The current version of the report does not include detailed data on nutrition spending by low- and middle-income countries, although details from several countries in Africa will be included in an updated version of the report due for release in the coming months. The situation of countries in Australia’s region shows the importance of nutrition for national governments. In two of Australia’s largest aid recipients, Papua-New Guinea and Timor Leste, approximately half of children are stunted – among the highest rates of stunting in the world.
Information on the impact of nutrition funding has also been limited. The Performance of Australian Aid report 2016-17 does indicate that Australian-funded programs provide nutrition services to 2.1 million women and children in Indonesia and 130,000 women and children in Pakistan.

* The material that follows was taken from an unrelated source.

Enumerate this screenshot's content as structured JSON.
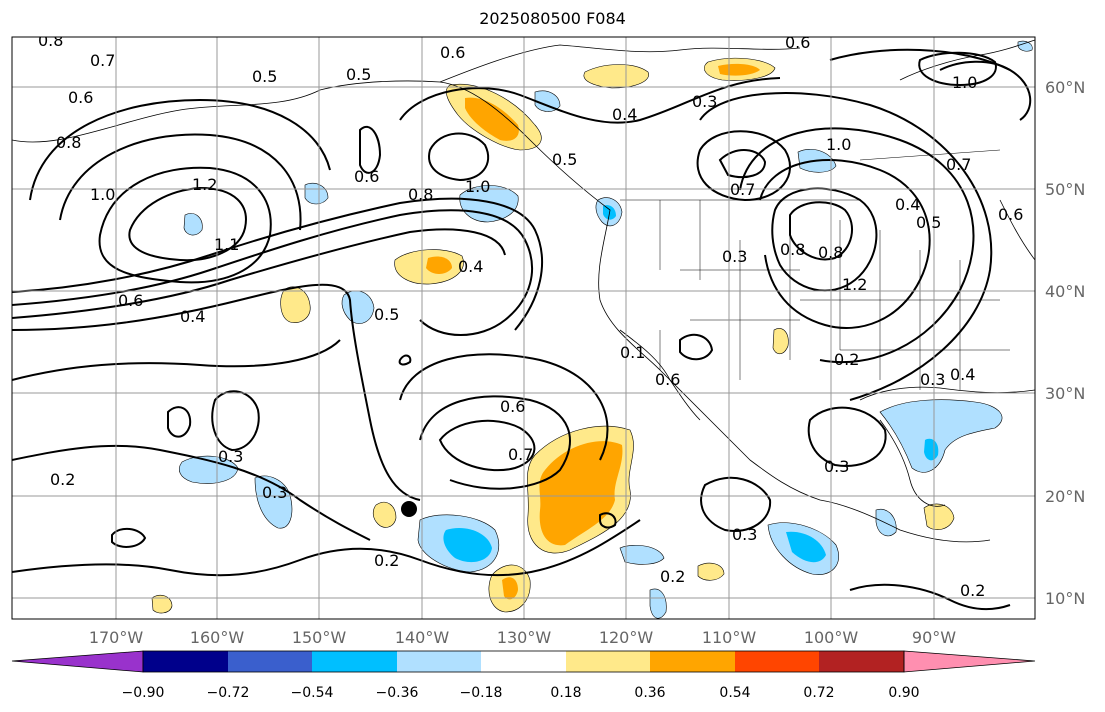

In 2020, Japan will be hosting the next Global Nutrition Summit, and by this time most of the financial and policy pledges in 2013 will have expired or will be reaching their end date. Therefore, it is timely for countries such as Australia to make new pledges, to reflect the increased action needed to achieve agreed global nutrition goals. It is also timely for the Australian Government to revisit a recommendation in a hurried 2016 report by the Joint Committee on Foreign Affairs, Defence and Trade to “develop a stronger regional policy and funding focus under Australia’s Official Development Assistance program on both nutrition-specific and nutrition-sensitive activities.”
The ACTION Partnership report also suggests that increased transparency on nutrition spending and its impacts is required, given the limited data available from many governments.
The launch on 11 October at the World Bank Annual Meeting in Bali of a Human Capital Index that ranks countries on key indicators of whether young people can achieve their potential, such as the rate of stunting, should promote increased transparency on nutrition funding and outcomes. And increasing the priority for nutrition in Australian aid would be a valuable initiative for the new Assistant Minister for International Development, Senator Anne Ruston (a former Assistant Minister for Agriculture), to take up.